Alma, la protagonista del romanzo di Federica Manzon, è una bambina quando osserva il padre andare e venire dalla casa sul Carso per spostarsi all’isola di Brioni, come un titino al seguito del dittatore; lei è piccola per capire il lavoro del padre e per il padre è troppo complicato spiegare alla figlia la sua appartenenza ideologica politica, suggellata dal suo passaporto rosso.
Nella sua giovinezza ci sono insidiose differenze, che si manifestano tra chi sta con chi, anche solo nello scegliere una bevanda come Brinjevec, l’acquavite delle regioni slovene del Carso oppure Slivovitz, l’acquavite dei Balcani.
Nelle lunghe attese dei ritorni di suo padre, Alma vive insieme alla madre che lavora alla Casa dei Matti e frequenta i suoi nonni materni, di nascosto dai suoi genitori.
Quando arriva Vili, Guglielmo Knežević, un bambino di Belgrado strappato alla sua famiglia per proteggerlo dalla guerra sui Balcani, i ritorni del padre di Alma dall’isola si intensificano.
Alma e Vili crescono insieme, si contrappongono, si sfuggono, si amano, si odiano per tutta la loro vita e la storia del romanzo sembra muovere i loro destini su di una scacchiera in cui chi fa la prima mossa preannuncia lo scacco matto all’avversario.
Vili segue la scuola della minoranza slovena e cerca conforto spirituale nella chiesa ortodossa di San Spiridone, Alma cresce libera, con le sue gambe snelle, tra due visioni ideologiche della realtà, quella rivoluzionaria dei suoi genitori e quella aristocratica conservatrice dei suoi nonni materni.
Nel magazzino n.18, del porto vecchio ricolmo dei tesori degli esuli scappati dalle truppe titine, trovano i quaderni di Diego De Henriquez e una macchina fotografica che faranno di loro una giornalista di Roma e un fotoreporter di guerra; entrambi si muovono sullo stesso fronte, senza saperlo, senza comprendere cosa vogliono dimostrare l’uno all’altro.
Durante l’assedio a Sarajevo Alma si chiede dov’è Vili che si trova al seguito delle truppe serbe.

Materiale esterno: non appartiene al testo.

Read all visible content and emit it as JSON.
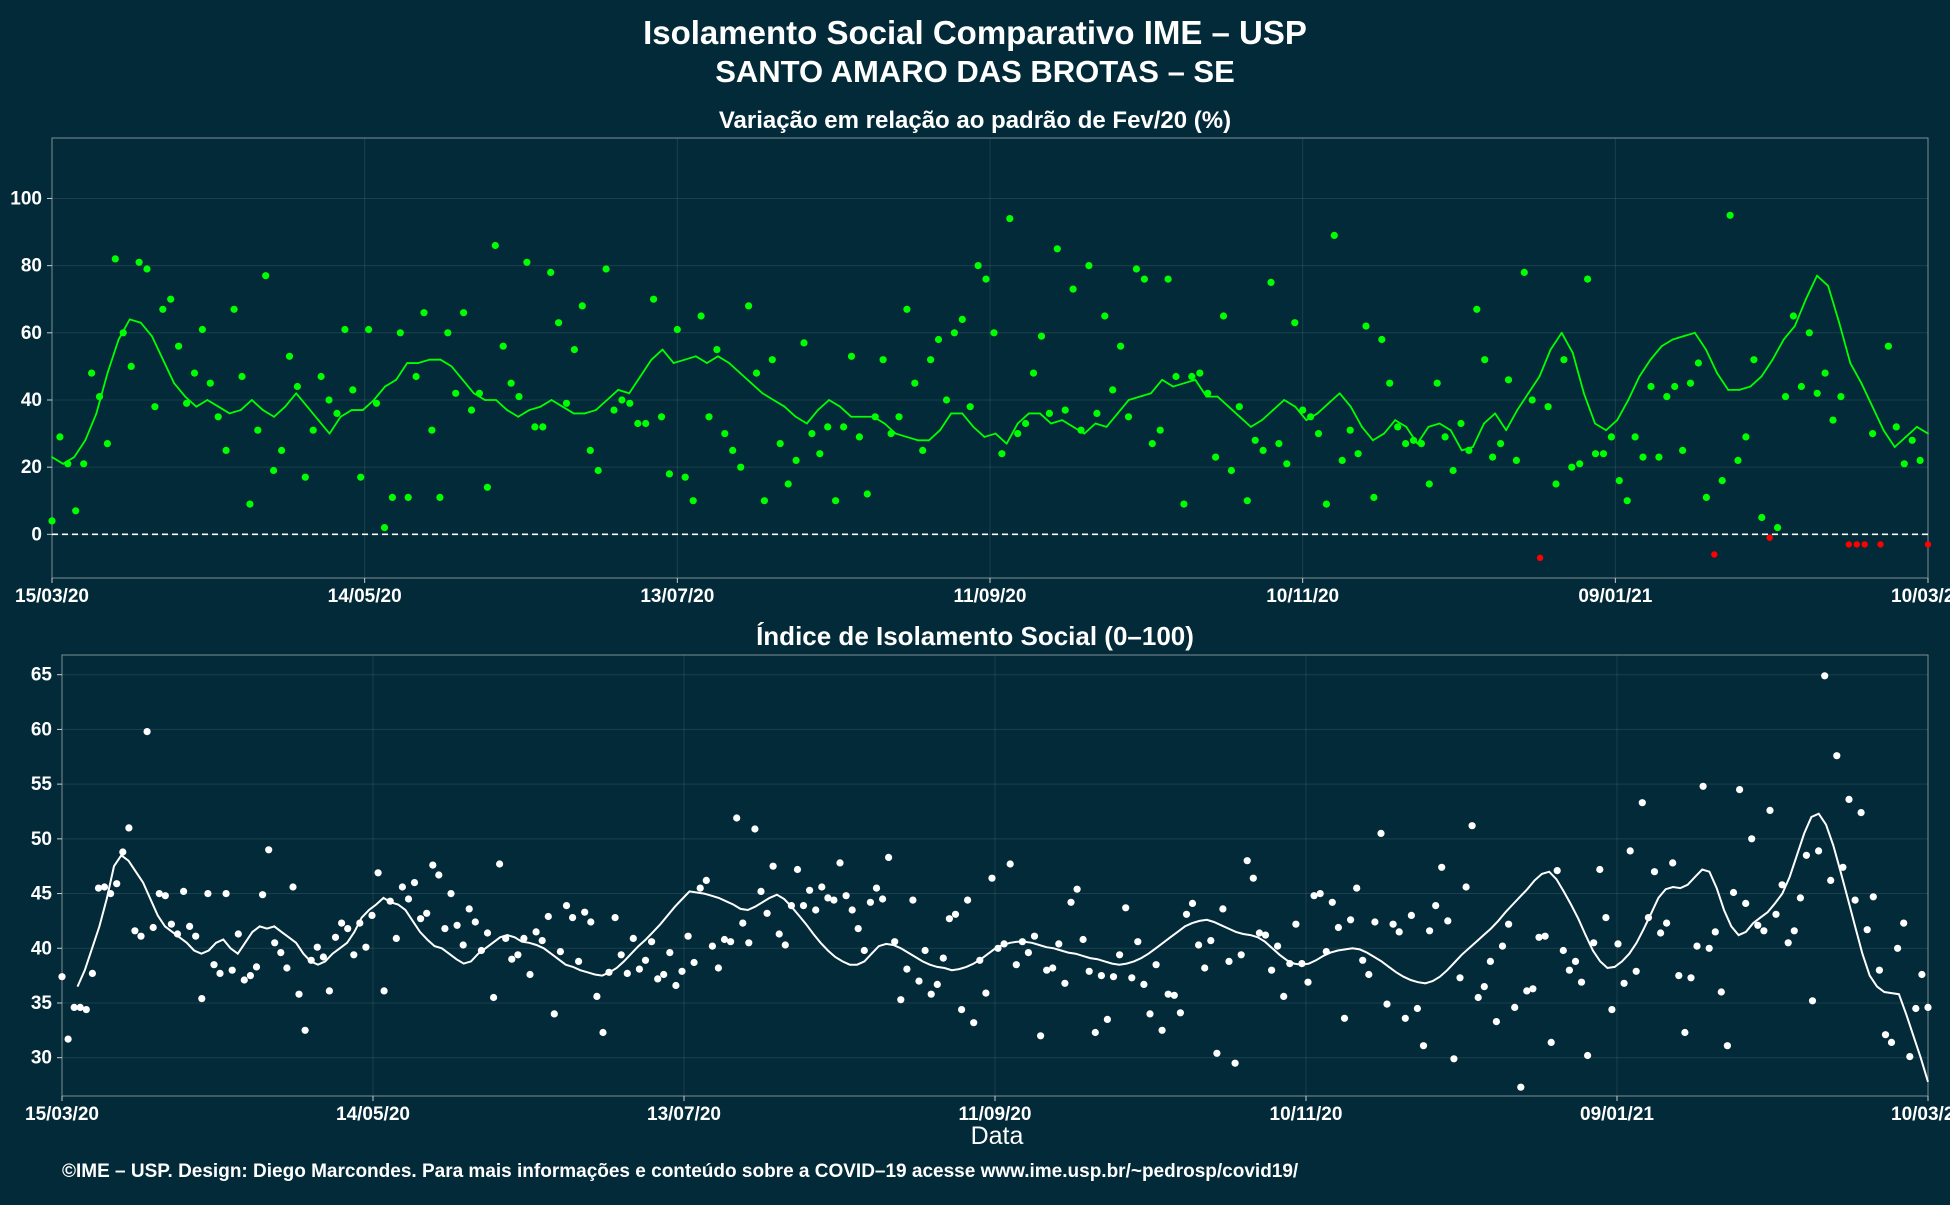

Nessun vinto, nessun vincitore nel romanzo di Federica Manzon ma solo jugo nostalgici e due bambini cresciuti troppo in fretta, separati dalla curiosità di capire da soli chi sono i buoni e chi sono i cattivi, convinti sostenitori dei valori di bratstvo i jedinstvo.
Alma ritorna sul Carso, per ritirare l’eredità di suo padre lo “zingaro” e ricorda i suoi trent’anni di quell’ultima volta che aveva alzato gli occhi al cielo, attraversato da F15 e F16 che partivano dalla base Nato per bombardare la capitale dei serbi, prima della caduta della cortina di ferro.
Ripercorre il Viale dei Platani, sul lungo mare di Barcola a Trieste, per arrivare alla casa dei nonni, occupata da un’affittuaria amica di sua madre; lei entra e come una proustiana riconosce un servizio da caffè, assapora la nostalgia del tempo passato dove i ricordi riaffiorano riportando alla memoria i libri degli scrittori russi, i comodini Biedermeier e le parole in tedesco con cui parlava a loro.
Dopo la messa della Pasqua ortodossa, secondo il calendario giuliano, Vili consegna ad Alma la scatola di legno di pino con all’interno l’ eredità lasciata dal padre e trova conservato tra gli oggetti anche quell’indissolubile legame famigliare che le pareva perduto.